As one of the most representative DL techniques, Transformer architecture has empowered numerous advanced models, especially the large language models (LLMs) that comprise billions of parameters, becoming a cornerstone in deep learning. Despite the impressive achievements, Transformers still face inherent limitations, particularly the time-consuming inference resulting from the quadratic computation complexity of attention calculation. Recently, a novel architecture named Mamba, drawing inspiration from classical state space models (SSMs), has emerged as a promising alternative for building foundation models, delivering comparable modeling abilities to Transformers while preserving near-linear scalability concerning sequence length. This has sparked an increasing number of studies actively exploring Mamba's potential to achieve impressive performance across diverse domains. Given such rapid evolution, there is a critical need for a systematic review that consolidates existing Mamba-empowered models, offering a comprehensive understanding of this emerging model architecture. In this survey, we therefore conduct an in-depth investigation of recent Mamba-associated studies, covering three main aspects: the advancements of Mamba-based models, the techniques of adapting Mamba to diverse data, and the applications where Mamba can excel. Specifically, we first review the foundational knowledge of various representative deep learning models and the details of Mamba-1&2 as preliminaries.
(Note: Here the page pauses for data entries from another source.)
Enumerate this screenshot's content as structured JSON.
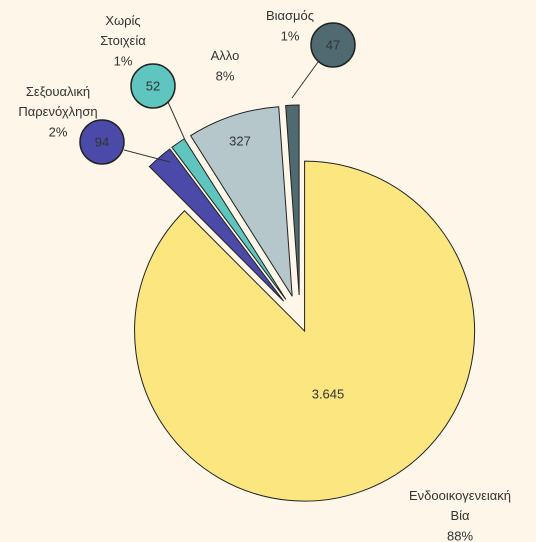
{
  "chart_data": {
    "type": "pie",
    "categories": [
      "Ενδοοικογενειακή Βία",
      "Σεξουαλική Παρενόχληση",
      "Χωρίς Στοιχεία",
      "Αλλο",
      "Βιασμός"
    ],
    "values": [
      3645,
      94,
      52,
      327,
      47
    ],
    "value_labels": [
      "3.645",
      "94",
      "52",
      "327",
      "47"
    ],
    "percent_labels": [
      "88%",
      "2%",
      "1%",
      "8%",
      "1%"
    ],
    "colors": [
      "#fbe680",
      "#4b4aa8",
      "#5ec6bf",
      "#b5c7cb",
      "#4f6b71"
    ]
  }
}
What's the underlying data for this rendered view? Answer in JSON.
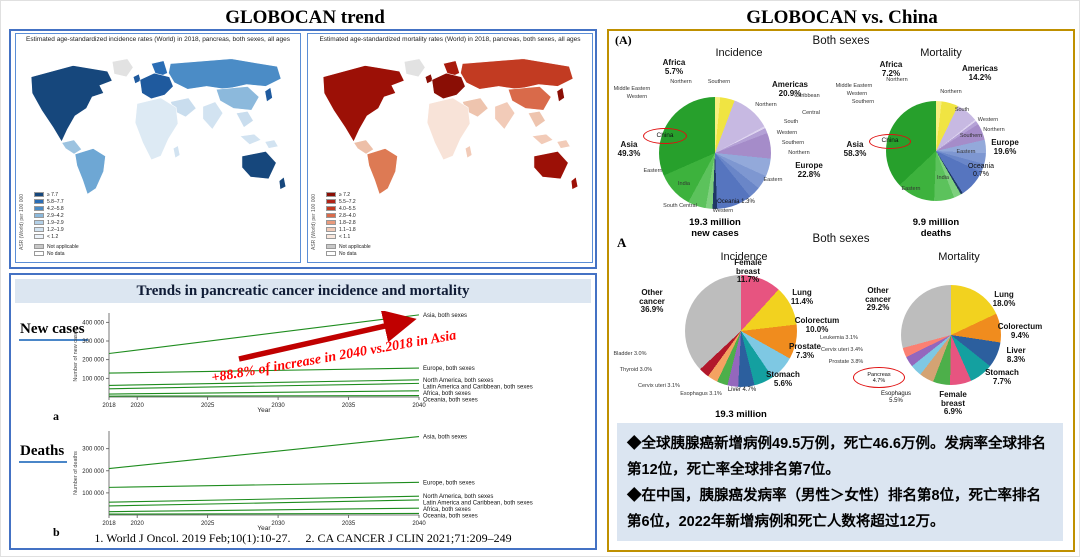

Then, to showcase the significance of Mamba for AI, we comprehensively review the related studies focusing on Mamba models' architecture design, data adaptability, and applications. Finally, we present a discussion of current limitations and explore various promising research directions to provide deeper insights for future investigations.
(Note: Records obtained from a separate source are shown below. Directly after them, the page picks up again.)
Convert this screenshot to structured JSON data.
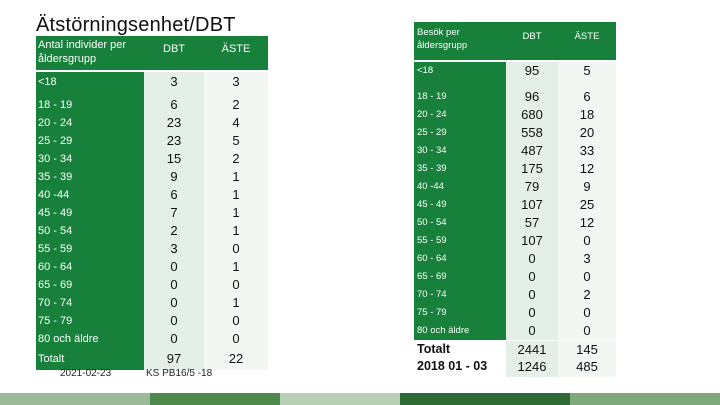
{
  "title": "Ätstörningsenhet/DBT",
  "left_table": {
    "header": {
      "label": "Antal individer per åldersgrupp",
      "col_dbt": "DBT",
      "col_aste": "ÄSTE"
    },
    "rows": [
      {
        "label": "<18",
        "dbt": "3",
        "aste": "3"
      },
      {
        "label": "18 - 19",
        "dbt": "6",
        "aste": "2"
      },
      {
        "label": "20 - 24",
        "dbt": "23",
        "aste": "4"
      },
      {
        "label": "25 - 29",
        "dbt": "23",
        "aste": "5"
      },
      {
        "label": "30 - 34",
        "dbt": "15",
        "aste": "2"
      },
      {
        "label": "35 - 39",
        "dbt": "9",
        "aste": "1"
      },
      {
        "label": "40 -44",
        "dbt": "6",
        "aste": "1"
      },
      {
        "label": "45 - 49",
        "dbt": "7",
        "aste": "1"
      },
      {
        "label": "50 - 54",
        "dbt": "2",
        "aste": "1"
      },
      {
        "label": "55 - 59",
        "dbt": "3",
        "aste": "0"
      },
      {
        "label": "60 - 64",
        "dbt": "0",
        "aste": "1"
      },
      {
        "label": "65 - 69",
        "dbt": "0",
        "aste": "0"
      },
      {
        "label": "70 - 74",
        "dbt": "0",
        "aste": "1"
      },
      {
        "label": "75 - 79",
        "dbt": "0",
        "aste": "0"
      },
      {
        "label": "80 och äldre",
        "dbt": "0",
        "aste": "0"
      }
    ],
    "total": {
      "label": "Totalt",
      "dbt": "97",
      "aste": "22"
    }
  },
  "footer": {
    "date": "2021-02-23",
    "ref": "KS PB16/5 -18"
  },
  "right_table": {
    "header": {
      "label": "Besök per åldersgrupp",
      "col_dbt": "DBT",
      "col_aste": "ÄSTE"
    },
    "rows": [
      {
        "label": "<18",
        "dbt": "95",
        "aste": "5"
      },
      {
        "label": "18 - 19",
        "dbt": "96",
        "aste": "6"
      },
      {
        "label": "20 - 24",
        "dbt": "680",
        "aste": "18"
      },
      {
        "label": "25 - 29",
        "dbt": "558",
        "aste": "20"
      },
      {
        "label": "30 - 34",
        "dbt": "487",
        "aste": "33"
      },
      {
        "label": "35 - 39",
        "dbt": "175",
        "aste": "12"
      },
      {
        "label": "40 -44",
        "dbt": "79",
        "aste": "9"
      },
      {
        "label": "45 - 49",
        "dbt": "107",
        "aste": "25"
      },
      {
        "label": "50 - 54",
        "dbt": "57",
        "aste": "12"
      },
      {
        "label": "55 - 59",
        "dbt": "107",
        "aste": "0"
      },
      {
        "label": "60 - 64",
        "dbt": "0",
        "aste": "3"
      },
      {
        "label": "65 - 69",
        "dbt": "0",
        "aste": "0"
      },
      {
        "label": "70 - 74",
        "dbt": "0",
        "aste": "2"
      },
      {
        "label": "75 - 79",
        "dbt": "0",
        "aste": "0"
      },
      {
        "label": "80 och äldre",
        "dbt": "0",
        "aste": "0"
      }
    ],
    "total": {
      "label_line1": "Totalt",
      "label_line2": "2018 01 - 03",
      "dbt_1": "2441",
      "aste_1": "145",
      "dbt_2": "1246",
      "aste_2": "485"
    }
  },
  "colors": {
    "header_green": "#17803a",
    "cell_light": "#e4efe7",
    "cell_lighter": "#f2f7f3"
  }
}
翻译：作为最具代表性的深度学习技术之一，Transformer架构已赋能众多先进模型，尤其是包含数十亿参数的大型语言模型（LLMs），成为深度学习的基石。尽管取得了令人瞩目的成就，Transformer仍面临固有局限，特别是注意力计算二次计算复杂度导致的耗时推理问题。近期，一种受经典状态空间模型（SSMs）启发的新型架构Mamba崭露头角，成为构建基础模型的有力替代方案，在保持序列长度近线性扩展性的同时，提供了与Transformer相媲美的建模能力。这引发了越来越多研究积极探索Mamba在不同领域实现卓越性能的潜力。鉴于其快速发展，亟需一份系统性综述来整合现有基于Mamba的模型，为这一新兴模型架构提供全面理解。本综述因此对近期Mamba相关研究展开深入调研，涵盖三个主要方面：基于Mamba模型的进展、使Mamba适应不同数据的技术，以及Mamba能发挥优势的应用领域。具体而言，我们首先回顾各类代表性深度学习模型的基础知识，以及Mamba-1和Mamba-2的细节作为预备知识。随后，为展示Mamba对人工智能的重要意义，我们全面梳理了聚焦于Mamba模型架构设计、数据适应性和应用场景的相关研究。最后，我们讨论了当前局限性，并探讨了多个具有前景的研究方向，为未来研究提供更深入的见解。